Хана смотрит на пациента.

– Мы с Кипом, как незаконнорожденные, – родились в одной стране, а местом жительства выбрали другую. Всю жизнь пытаемся либо вернуться обратно, либо уехать из своей страны насовсем. Хотя Кип этого сейчас не понимает. Вот поэтому мы так хорошо ладим.

В кухне Кип пробивает пару дырок в свежей банке со сгущенкой своим ножом, который, как ему кажется, будет теперь использоваться только в мирных целях, и бежит по лестнице в комнату англичанина.

– Вы, наверное, выросли не в Англии, а где‑то еще, – говорит он. – Англичане так не пьют сгущенку.

– Вы забываете, молодой человек, что я провел несколько лет в пустыне. И всему научился там. Все, что было у меня важного в жизни, произошло там, в пустыне.

Он улыбается Хане.

– Один кормит меня морфием, другой – сгущенкой. Мы можем разработать сбалансированную диету! – Он поворачивается к Кипу. – Как долго вы занимаетесь разминированием?

– Пять лет. Сначала нас обучали в Лондоне, потом наше саперное подразделение обезвреживало неразорвавшиеся бомбы. Потом я оказался в Италии.

– А кто вас обучал?

– Один англичанин в Вулвиче. Его считали странным.

– Такие учителя – самые лучшие. Это не лорд ли Суффолк? Кстати, а мисс Морден там тоже была?

– Да.

Они разговаривают между собой, забыв, что Хана тоже находится здесь. Но ей хочется услышать что‑нибудь о его учителе. Как он опишет его?

– Кип, а какой он был?

– Он занимался научными исследованиями. Он был руководителем экспериментального подразделения. С ним всегда были мисс Морден, его секретарша, и мистер Фред Хартс, его шофер. Мисс Морден записывала все, что он говорил, когда обезвреживал бомбу, а мистер Хартс подавал нужные инструменты. Он был великолепным человеком. Их называли «святой троицей», они никогда не расставались, так и погибли вместе. В одна тысяча девятьсот сорок первом году. В Эрите.

 

* * *

 

Она смотрит на сапера, который стоит, прислонившись к стене, одной ногой подпирая ее. На лице не отражаются ни печаль, ни какие‑либо иные чувства.

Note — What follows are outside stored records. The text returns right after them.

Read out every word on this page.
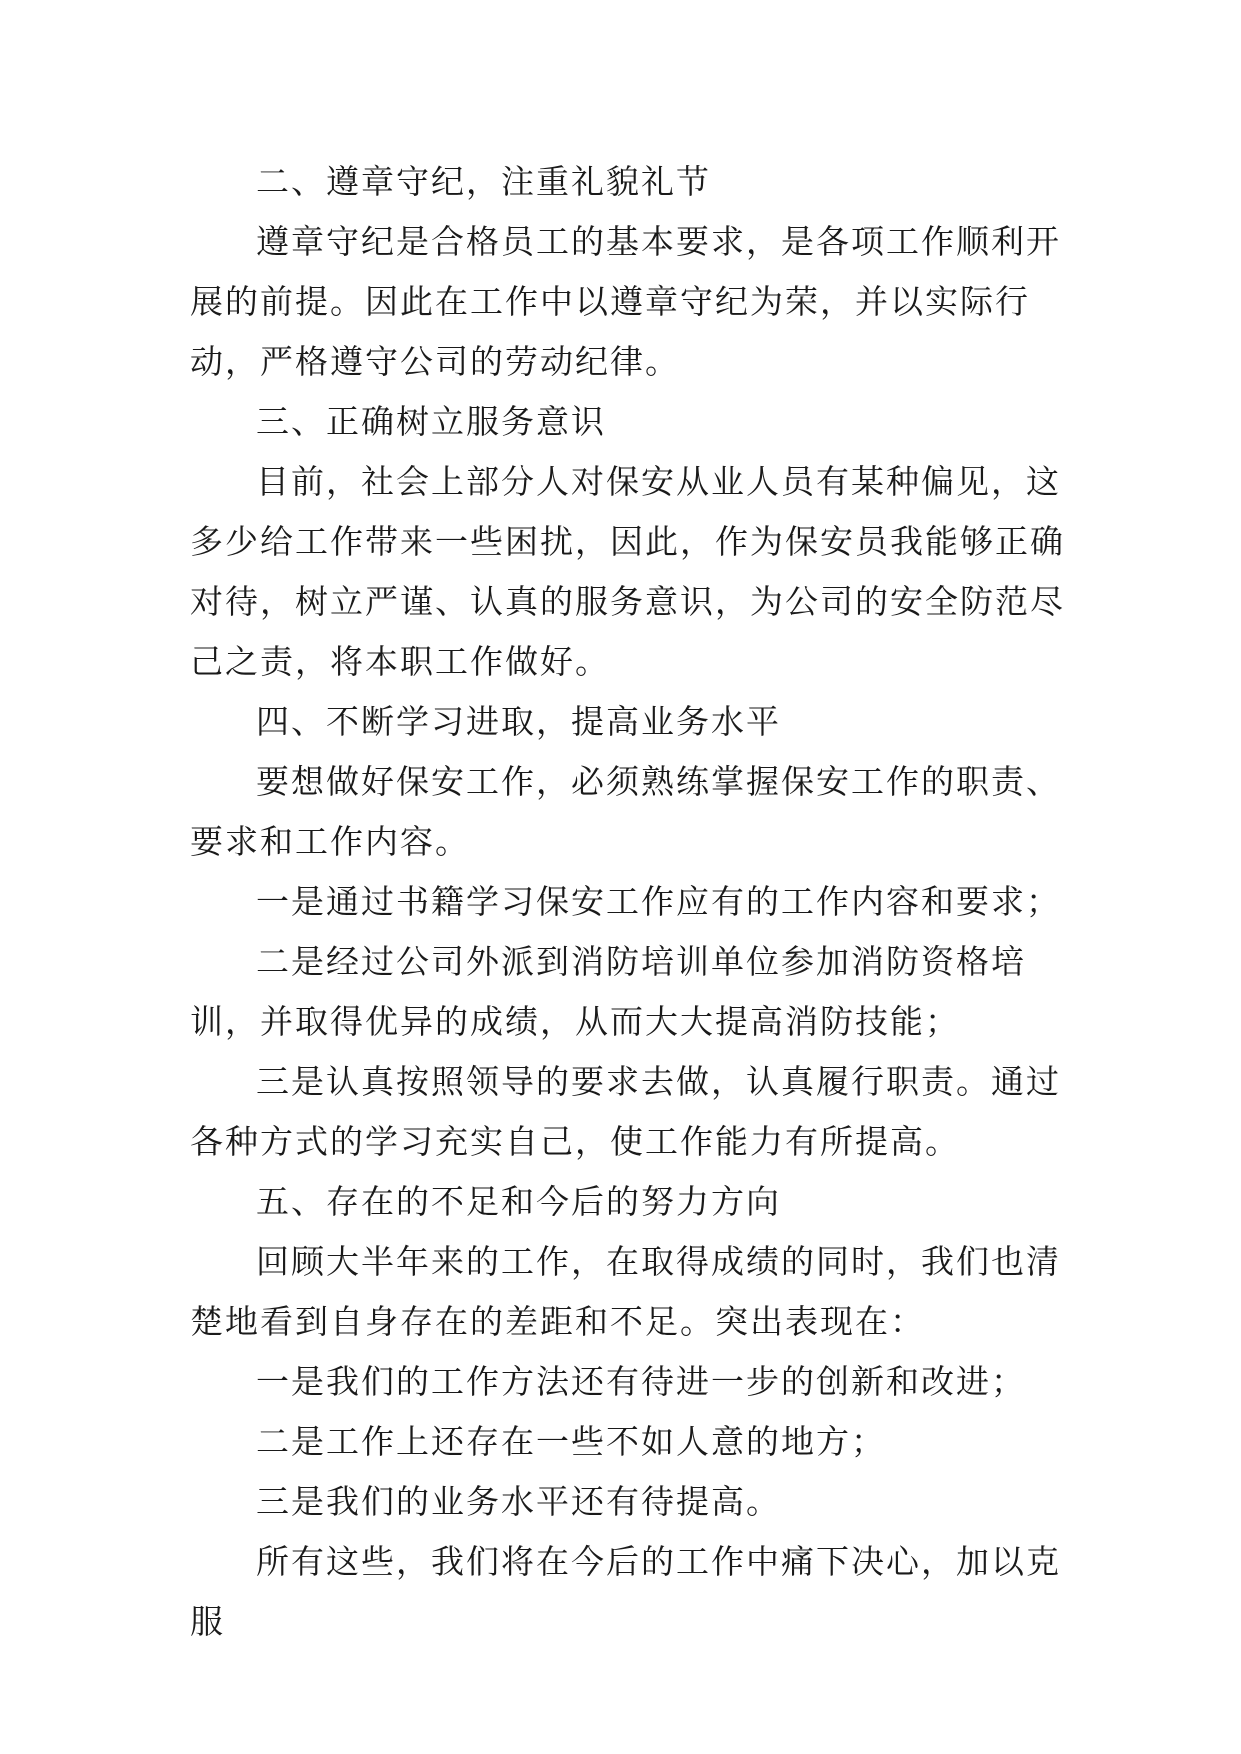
二、遵章守纪，注重礼貌礼节

遵章守纪是合格员工的基本要求，是各项工作顺利开展的前提。因此在工作中以遵章守纪为荣，并以实际行动，严格遵守公司的劳动纪律。

三、正确树立服务意识

目前，社会上部分人对保安从业人员有某种偏见，这多少给工作带来一些困扰，因此，作为保安员我能够正确对待，树立严谨、认真的服务意识，为公司的安全防范尽己之责，将本职工作做好。

四、不断学习进取，提高业务水平

要想做好保安工作，必须熟练掌握保安工作的职责、要求和工作内容。

一是通过书籍学习保安工作应有的工作内容和要求；

二是经过公司外派到消防培训单位参加消防资格培训，并取得优异的成绩，从而大大提高消防技能；

三是认真按照领导的要求去做，认真履行职责。通过各种方式的学习充实自己，使工作能力有所提高。

五、存在的不足和今后的努力方向

回顾大半年来的工作，在取得成绩的同时，我们也清楚地看到自身存在的差距和不足。突出表现在：

一是我们的工作方法还有待进一步的创新和改进；

二是工作上还存在一些不如人意的地方；

三是我们的业务水平还有待提高。

所有这些，我们将在今后的工作中痛下决心，加以克服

Ей это хорошо знакомо. Некоторые раненые умирали у нее на руках. Она помнит, как в Анжиари она поднимала еще живых солдат, которые были уже изъедены червями. В Кортоне она давала последнюю сигарету молодому парнишке, у которого оторвало руки. И нельзя было расслабляться. Она продолжала делать свое дело, а все свои чувства спрятала глубоко. И очень легко было сойти с ума, став служанками войны, одетыми в желто‑кремовые халаты с костяными пуговицами.

Она смотрит на Кипа, упершегося затылком в стену, и понимает, почему его лицо ничего не выражает. Ей это хорошо знакомо.